出門沒走幾步便到了外面長着一棵巨大柳樹的人家。
“陳大妮你這個不要臉的女人,快點給我出來?老孃見過喪良心的,沒見過你這麼喪良心的!女人哭是件好事嗎?這種苦命的事情不是你家攤上你不去燒香拜佛,竟然還來刻薄我家兒媳婦,怎麼會有你這樣蛇蠍心腸的女人啊?”
陳婆子在門口破口大罵,而屋內則是一點動靜都沒有。
陳大妮躲在自己的房裡不敢出去,她怎麼知道陳婆子那個女人回來找他算賬,不過是一個剛買回來不足半月的媳婦兒而已。
說起這個陳大妮,平日裡也是一個好吃懶做的主。她嫁到婆家三四年什麼都不幹,平日裡能不下地就不下地。家務事也全部推給妯娌幹。婆家人好也就沒和她多計較。
只是錢三丫前些日子到了陳婆子家,不要力氣任勞任怨的幹活。被村裡的一些婆子傳孝順懂事,甚至還拿錢三丫和她相比。說錢三丫是陳家村最勤快的媳婦,而她陳大妮是陳家村最懶的媳婦。
沒有對比就沒有傷害,這天天被別人拿着當反例子比着,陳大妮心裡對錢三丫的埋怨也越來越多了。這不,一大早聽說了錢三丫要被拉去女人哭整個人可是幸災樂禍了不久。

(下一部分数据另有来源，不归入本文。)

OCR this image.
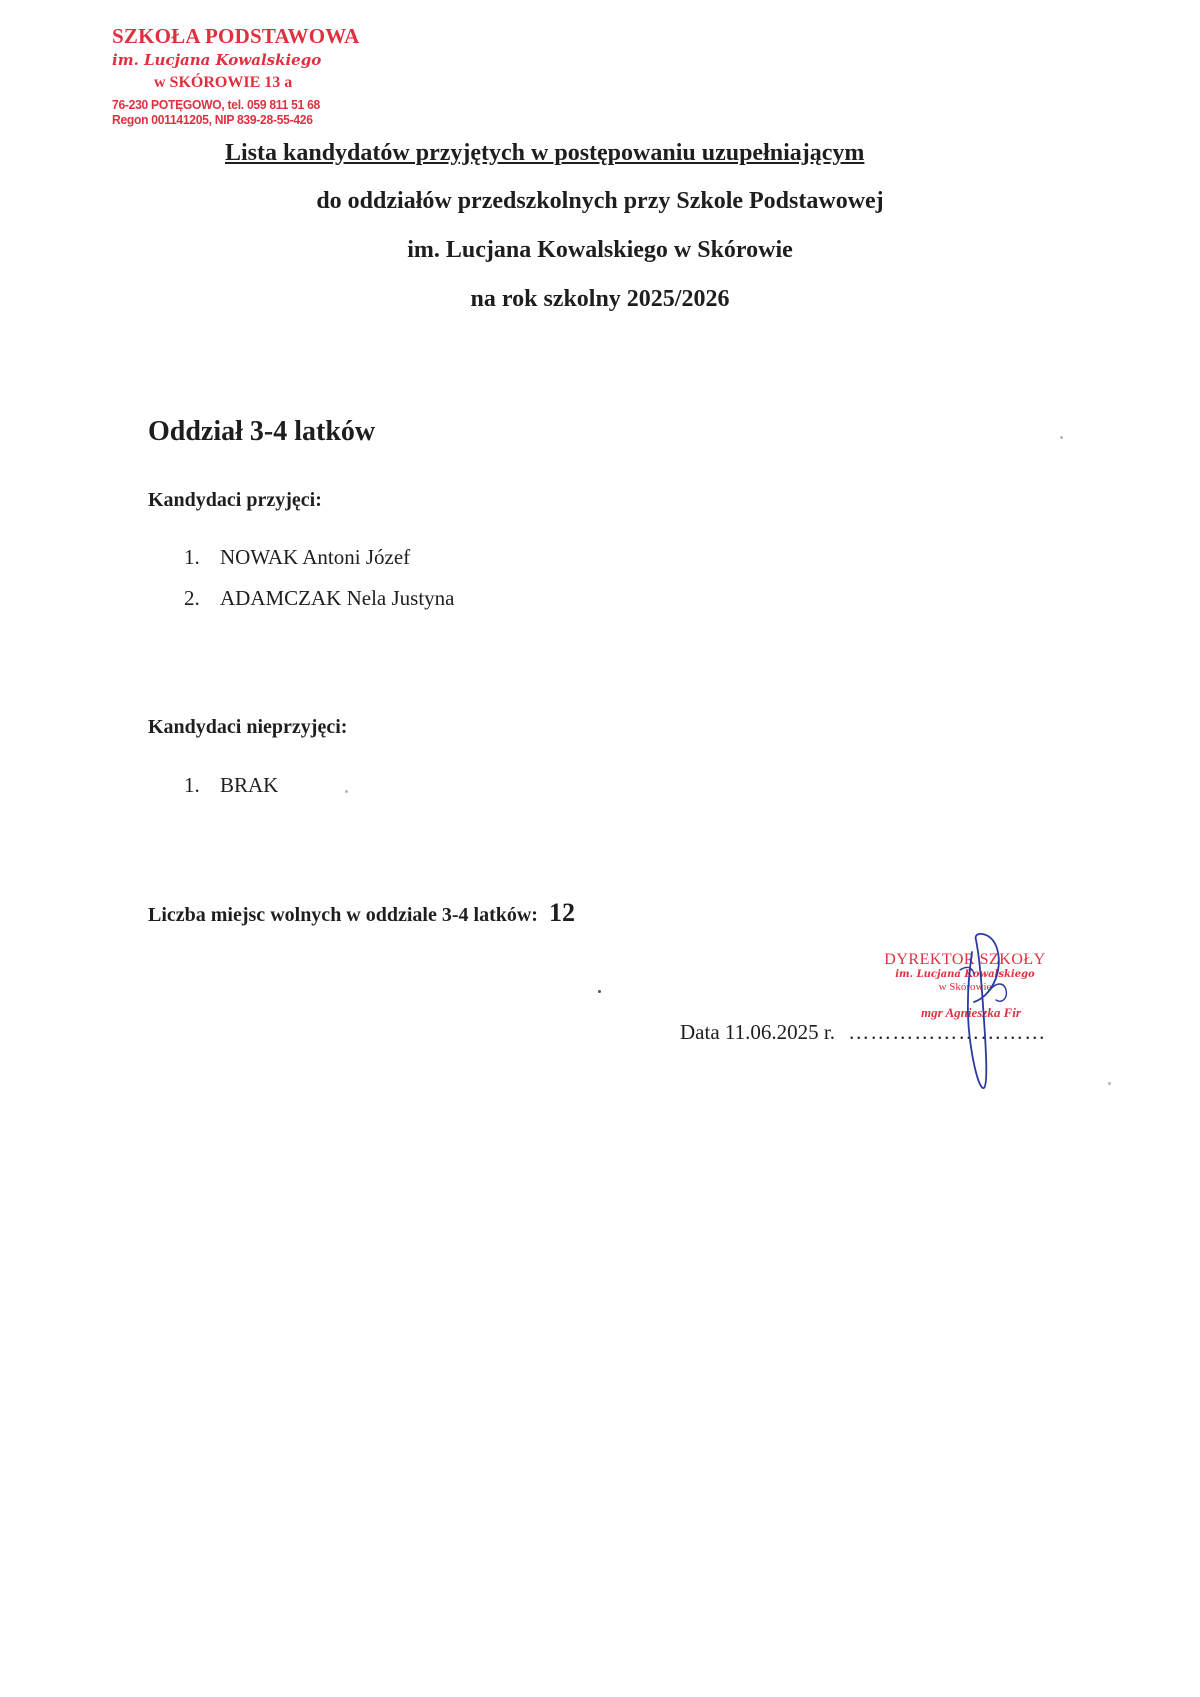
SZKOŁA PODSTAWOWA
im. Lucjana Kowalskiego
w SKÓROWIE 13 a
76-230 POTĘGOWO, tel. 059 811 51 68
Regon 001141205, NIP 839-28-55-426
Lista kandydatów przyjętych w postępowaniu uzupełniającym
do oddziałów przedszkolnych przy Szkole Podstawowej
im. Lucjana Kowalskiego w Skórowie
na rok szkolny 2025/2026
Oddział 3-4 latków
Kandydaci przyjęci:
1. NOWAK Antoni Józef
2. ADAMCZAK Nela Justyna
Kandydaci nieprzyjęci:
1. BRAK
Liczba miejsc wolnych w oddziale 3-4 latków: 12
DYREKTOR SZKOŁY
im. Lucjana Kowalskiego
w Skórowie
mgr Agnieszka Fir
Data 11.06.2025 r. ………………………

剛剛巧在河邊的時候,她又認出了錢三丫,便一時被怨恨衝昏了頭腦。就去找了錢三丫的麻煩。不過陳大妮也從心裡是覺得自己沒有錯。
陳婆子罵了半天也沒見過迴響,便回家喝了一口水,順便帶了一個小板凳來繼續罵,一直罵到陳大妮家裡的人從地裡回來。
陳大妮婆家人都是老實的,聽了陳婆子的話他們也差點被氣瘋,因爲當初雙關村的第一批祭品裡面,就有陳大妮的小姑子。當初村裡要選第一批祭品,誰家也不希望自己家的孩子去送死,於是大家都是柿子挑軟的捏。
陳大妮婆家的人因爲祭品的事情一直耿耿於懷。現在竟沒有想到自家的媳婦竟然還去嘲諷人家女人哭了。
於是還不用陳婆子動手,陳大妮的婆家人便將她毒打了一頓。甚至還考慮要將她休掉。陳婆子看着偏體鱗傷的陳大妮心裡可謂是不能更爽。